On a tous approuvé en chœur.

— Mais qu’est-il arrivé à ta vitre, Tantine ?

— Oh rien, un petit accident sans gravité, a éludé tante Eusébie.

Elle a démarré, a manœuvré pour sortir de la petite cour. Avant de franchir le portail, je me suis retourné pour dire au revoir. Jeanne et Pacifique étaient au premier plan, main dans la main dans leurs tenues de mariage. Le père de Jeanne, à côté, agitait son chapeau au-dessus de sa tête. Derrière eux, la famille de Jeanne se tenait immobile. La scène avait l’allure d’un tableau, avec cette lumière rosée de fin d’après-midi qui les éclairait latéralement. La voiture cahotait de gauche à droite, descendait lentement le petit chemin de terre. Ils ont fini par disparaître, engloutis par la pente.

21

Sur un coin de la table de la cuisine, je terminais mes devoirs. Prothé, perdu dans ses pensées, faisait la vaisselle. Le poste de radio diffusait un discours du nouveau président burundais, Cyprien Ntaryamira, un membre du Frodebu, élu par le Parlement après plusieurs mois de vacance du pouvoir.

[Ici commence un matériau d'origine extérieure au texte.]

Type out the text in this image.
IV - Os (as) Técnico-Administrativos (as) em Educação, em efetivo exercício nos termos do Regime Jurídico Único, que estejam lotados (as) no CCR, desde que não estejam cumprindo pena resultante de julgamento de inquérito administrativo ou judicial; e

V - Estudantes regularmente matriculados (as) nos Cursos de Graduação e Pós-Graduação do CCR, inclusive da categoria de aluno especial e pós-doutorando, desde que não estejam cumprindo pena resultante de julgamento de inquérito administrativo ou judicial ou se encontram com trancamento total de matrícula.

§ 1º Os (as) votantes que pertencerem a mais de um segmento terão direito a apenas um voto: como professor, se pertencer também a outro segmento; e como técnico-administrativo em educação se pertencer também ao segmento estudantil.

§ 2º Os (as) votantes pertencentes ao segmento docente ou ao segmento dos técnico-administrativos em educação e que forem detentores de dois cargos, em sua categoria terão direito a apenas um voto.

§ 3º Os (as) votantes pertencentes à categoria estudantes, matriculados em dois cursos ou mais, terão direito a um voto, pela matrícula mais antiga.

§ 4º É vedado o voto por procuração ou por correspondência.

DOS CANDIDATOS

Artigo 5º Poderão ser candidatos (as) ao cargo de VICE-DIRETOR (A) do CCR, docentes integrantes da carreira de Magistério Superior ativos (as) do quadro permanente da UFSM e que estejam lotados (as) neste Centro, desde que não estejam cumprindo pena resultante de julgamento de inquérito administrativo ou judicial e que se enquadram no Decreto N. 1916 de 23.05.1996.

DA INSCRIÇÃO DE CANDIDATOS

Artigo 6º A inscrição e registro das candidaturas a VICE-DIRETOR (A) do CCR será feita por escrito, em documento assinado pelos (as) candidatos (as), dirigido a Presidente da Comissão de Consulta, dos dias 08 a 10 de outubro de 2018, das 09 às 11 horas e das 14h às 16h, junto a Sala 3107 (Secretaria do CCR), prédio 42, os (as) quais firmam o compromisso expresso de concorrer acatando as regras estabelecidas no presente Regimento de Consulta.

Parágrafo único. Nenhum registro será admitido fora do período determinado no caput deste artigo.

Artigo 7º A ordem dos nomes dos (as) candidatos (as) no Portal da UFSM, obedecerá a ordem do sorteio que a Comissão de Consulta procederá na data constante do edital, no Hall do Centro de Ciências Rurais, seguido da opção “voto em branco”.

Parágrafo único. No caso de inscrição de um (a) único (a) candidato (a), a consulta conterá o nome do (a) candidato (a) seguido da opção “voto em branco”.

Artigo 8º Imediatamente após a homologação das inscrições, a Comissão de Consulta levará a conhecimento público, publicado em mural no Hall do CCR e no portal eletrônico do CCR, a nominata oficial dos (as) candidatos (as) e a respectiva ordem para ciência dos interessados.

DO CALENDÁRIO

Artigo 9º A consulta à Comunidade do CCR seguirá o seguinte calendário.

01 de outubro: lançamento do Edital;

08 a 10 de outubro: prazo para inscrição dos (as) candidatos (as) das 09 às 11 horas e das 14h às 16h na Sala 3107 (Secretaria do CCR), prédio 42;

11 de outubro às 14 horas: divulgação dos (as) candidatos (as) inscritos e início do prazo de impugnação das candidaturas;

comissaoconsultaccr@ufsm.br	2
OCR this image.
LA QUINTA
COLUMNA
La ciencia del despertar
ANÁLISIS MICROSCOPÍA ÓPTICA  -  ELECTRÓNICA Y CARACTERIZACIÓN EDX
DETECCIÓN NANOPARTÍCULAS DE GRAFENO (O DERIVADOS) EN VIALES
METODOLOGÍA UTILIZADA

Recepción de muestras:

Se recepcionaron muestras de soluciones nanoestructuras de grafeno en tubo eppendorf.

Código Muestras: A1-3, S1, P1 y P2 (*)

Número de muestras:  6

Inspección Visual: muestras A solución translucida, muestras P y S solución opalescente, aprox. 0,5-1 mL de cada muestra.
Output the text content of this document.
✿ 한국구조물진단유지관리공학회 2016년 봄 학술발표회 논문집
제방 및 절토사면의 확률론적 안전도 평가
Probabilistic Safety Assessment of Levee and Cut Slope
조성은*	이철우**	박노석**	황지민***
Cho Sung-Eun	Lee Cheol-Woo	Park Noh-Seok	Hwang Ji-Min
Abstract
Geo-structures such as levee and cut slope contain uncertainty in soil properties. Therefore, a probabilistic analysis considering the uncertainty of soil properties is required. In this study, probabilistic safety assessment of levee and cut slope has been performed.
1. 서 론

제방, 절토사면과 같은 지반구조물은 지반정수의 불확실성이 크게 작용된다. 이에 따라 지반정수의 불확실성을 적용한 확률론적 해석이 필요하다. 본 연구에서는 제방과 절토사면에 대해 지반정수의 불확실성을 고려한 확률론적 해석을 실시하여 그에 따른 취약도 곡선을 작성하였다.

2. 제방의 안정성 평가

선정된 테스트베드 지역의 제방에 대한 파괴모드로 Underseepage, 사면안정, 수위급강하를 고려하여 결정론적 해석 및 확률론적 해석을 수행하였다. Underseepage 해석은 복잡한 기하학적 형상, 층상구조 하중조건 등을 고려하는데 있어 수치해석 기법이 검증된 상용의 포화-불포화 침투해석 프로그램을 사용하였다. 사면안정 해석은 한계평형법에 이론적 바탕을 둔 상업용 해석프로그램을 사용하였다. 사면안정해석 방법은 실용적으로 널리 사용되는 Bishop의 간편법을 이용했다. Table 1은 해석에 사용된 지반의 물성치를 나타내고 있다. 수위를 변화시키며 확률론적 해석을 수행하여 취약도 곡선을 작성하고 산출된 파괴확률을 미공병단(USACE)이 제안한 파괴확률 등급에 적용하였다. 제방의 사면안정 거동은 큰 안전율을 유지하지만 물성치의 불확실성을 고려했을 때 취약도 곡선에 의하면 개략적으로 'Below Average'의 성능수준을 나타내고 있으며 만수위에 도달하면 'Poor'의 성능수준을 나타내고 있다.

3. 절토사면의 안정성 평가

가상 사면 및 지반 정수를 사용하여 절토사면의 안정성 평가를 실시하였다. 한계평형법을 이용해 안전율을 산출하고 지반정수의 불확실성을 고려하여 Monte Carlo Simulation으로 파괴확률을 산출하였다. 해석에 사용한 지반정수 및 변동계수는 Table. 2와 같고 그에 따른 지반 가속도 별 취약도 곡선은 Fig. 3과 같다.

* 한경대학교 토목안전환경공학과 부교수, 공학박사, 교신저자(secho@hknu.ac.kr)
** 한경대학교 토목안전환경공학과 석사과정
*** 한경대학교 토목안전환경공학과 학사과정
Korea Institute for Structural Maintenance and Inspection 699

Le matin, un assassinat avait eu lieu en pleine rue, non loin de l’école. Les cours de l’après-midi avaient été annulés. Depuis mon retour du Rwanda et la rentrée des classes, je n’étais pas retourné voir les copains dans l’impasse. J’ai refermé mes cahiers et j’ai décidé de faire un tour chez Gino pour mettre un terme au malaise qui flottait entre nous. Il n’était pas chez lui, alors j’ai filé chez les jumeaux. Avec Armand, ils étaient affalés dans le canapé, hypnotisés par un film de kung-fu. Je me suis allongé sur le tapis du salon. Les images défilaient sous mes yeux pendant que mon esprit vagabondait. J’ai dû m’endormir assez longtemps, car quand j’ai ouvert les yeux, le générique passait lentement sur l’écran. Nous avons décidé de bouger à la planque pour jouer aux cartes. En ouvrant la porte coulissante du Combi Volkswagen, nous sommes tombés sur Gino et Francis qui partageaient une cigarette. Il m’a fallu un instant pour comprendre ce que je voyais.